At a December 2 court hearing in Wilmington, Delaware, Bolin and Kuhn said VeraSun's lead bankruptcy attorney told them that the ethanol maker doesn't intend to buy corn above the current spot market price. Since the court hearing, Kuhn said negotiations to get the farmers released from the contracts have stalled.
The next court date is set for January 8.
At least 124 farmers, known as the VeraSun Corn Suppliers, are still on the books to deliver the ethanol producer corn after January. It is believed there are many others.
To its credit, VeraSun has given some of its corn suppliers a chance to resell their bushels elsewhere. So far, the company has cancelled delivery contracts through Jan. 31 for eight of its plants in Minnesota, Nebraska, and South Dakota.
Those farmers likely will get a lower price for their corn.

"Sellers are sitting back looking for lower prices," DTN's Newsom said. "They are not pushing for huge amounts of corn."

VeraSun was the largest publicly-traded, stand-alone ethanol maker before it filed for bankruptcy Oct. 31. The Brookings, S.D., company, started in 2001, has been one of the key beneficiaries of US policies designed to encourage the use of alternative fuels.

A lucrative initial public offering helped fund its rapid expansion, including the acquisition of rival US BioEnergy. But the bets VeraSun made on corn when prices were high soured, the company swallowed too much debt and ran into cash problems.

It's not alone: Five smaller ethanol producers are in bankruptcy, too.

Those left standing include privately held Poet LLC; Cargill; giant Archer Daniels Midland (ADM); Aventine Renewable (AVR); and Pacific Ethanol (PEIX). 

The industry's plight has already taken a toll. In its most recent report, the US Agriculture Dept. slashed its estimate on corn used for ethanol by 300 million bushels to 3.7 billion bushels.
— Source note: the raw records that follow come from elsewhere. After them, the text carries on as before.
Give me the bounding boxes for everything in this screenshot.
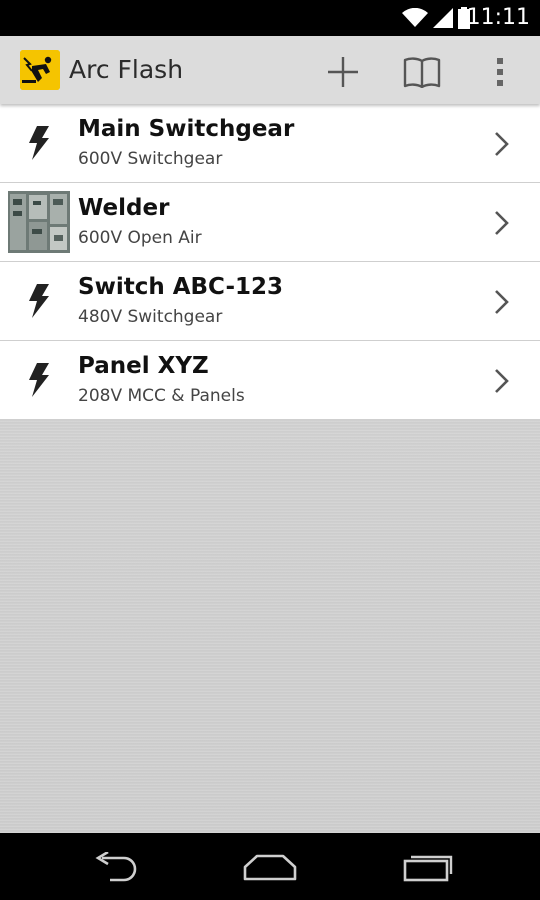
back-arrow-icon — [95, 852, 137, 882]
status-icons — [402, 6, 470, 30]
add-button[interactable] — [321, 50, 365, 94]
list-item-leading — [0, 104, 78, 182]
book-icon — [403, 57, 441, 88]
list-item-welder[interactable]: Welder 600V Open Air — [0, 183, 540, 262]
lightning-bolt-icon — [29, 363, 49, 397]
overflow-menu-button[interactable] — [478, 50, 522, 94]
list-item-panel-xyz[interactable]: Panel XYZ 208V MCC & Panels — [0, 341, 540, 420]
list-item-title: Panel XYZ — [78, 353, 209, 379]
back-button[interactable] — [83, 847, 143, 887]
status-clock: 11:11 — [466, 5, 530, 30]
recent-apps-icon — [403, 855, 453, 882]
chevron-right-icon — [495, 211, 509, 235]
arc-flash-warning-icon — [20, 50, 60, 90]
list-item-title: Main Switchgear — [78, 116, 295, 142]
list-item-leading — [0, 262, 78, 340]
overflow-menu-icon — [497, 58, 503, 86]
app-logo-icon[interactable] — [20, 50, 60, 90]
system-navigation-bar — [0, 833, 540, 900]
list-item-title: Welder — [78, 195, 170, 221]
chevron-right-icon — [495, 132, 509, 156]
lightning-bolt-icon — [29, 284, 49, 318]
status-bar: 11:11 — [0, 0, 540, 36]
lightning-bolt-icon — [29, 126, 49, 160]
list-item-subtitle: 208V MCC & Panels — [78, 386, 245, 406]
wifi-icon — [402, 8, 428, 27]
chevron-right-icon — [495, 369, 509, 393]
equipment-list: Main Switchgear 600V Switchgear Welder 6… — [0, 104, 540, 420]
list-item-subtitle: 600V Open Air — [78, 228, 202, 248]
chevron-right-icon — [495, 290, 509, 314]
list-item-switch-abc-123[interactable]: Switch ABC-123 480V Switchgear — [0, 262, 540, 341]
recent-apps-button[interactable] — [399, 847, 459, 887]
home-button[interactable] — [240, 847, 300, 887]
plus-icon — [328, 57, 358, 87]
list-item-subtitle: 600V Switchgear — [78, 149, 223, 169]
reference-book-button[interactable] — [400, 50, 444, 94]
app-title: Arc Flash — [69, 55, 184, 84]
action-bar: Arc Flash — [0, 36, 540, 104]
list-item-main-switchgear[interactable]: Main Switchgear 600V Switchgear — [0, 104, 540, 183]
list-item-leading — [0, 341, 78, 419]
equipment-photo-thumbnail — [8, 191, 70, 253]
list-item-title: Switch ABC-123 — [78, 274, 284, 300]
content-area: Main Switchgear 600V Switchgear Welder 6… — [0, 104, 540, 833]
list-item-subtitle: 480V Switchgear — [78, 307, 223, 327]
home-icon — [243, 854, 297, 881]
cell-signal-icon — [433, 8, 453, 28]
It cut its forecast for the average farm price of corn to a range of US$3.65 to US$4.35 a bushel, from US$4 to US$4.80.

VeraSun's 16 ethanol plants have the capacity to take 624 million of corn bushels a year, state legislator Kuhn said. But just a small number of those plants are currently in operation as the producer seeks to secure more permanent bankruptcy financing.

As it tries to climb out of bankruptcy, VeraSun faces another important task: mending relationships with corn farmers who championed the ethanol business long before VeraSun ever processed the grain for use at the gas pumps.


"[VeraSun's] speculation has brought millions of dollars of losses to family farmers in the Midwest," said Bolin. "VeraSun has done more damage to the ethanol industry than those that dislike and despise it."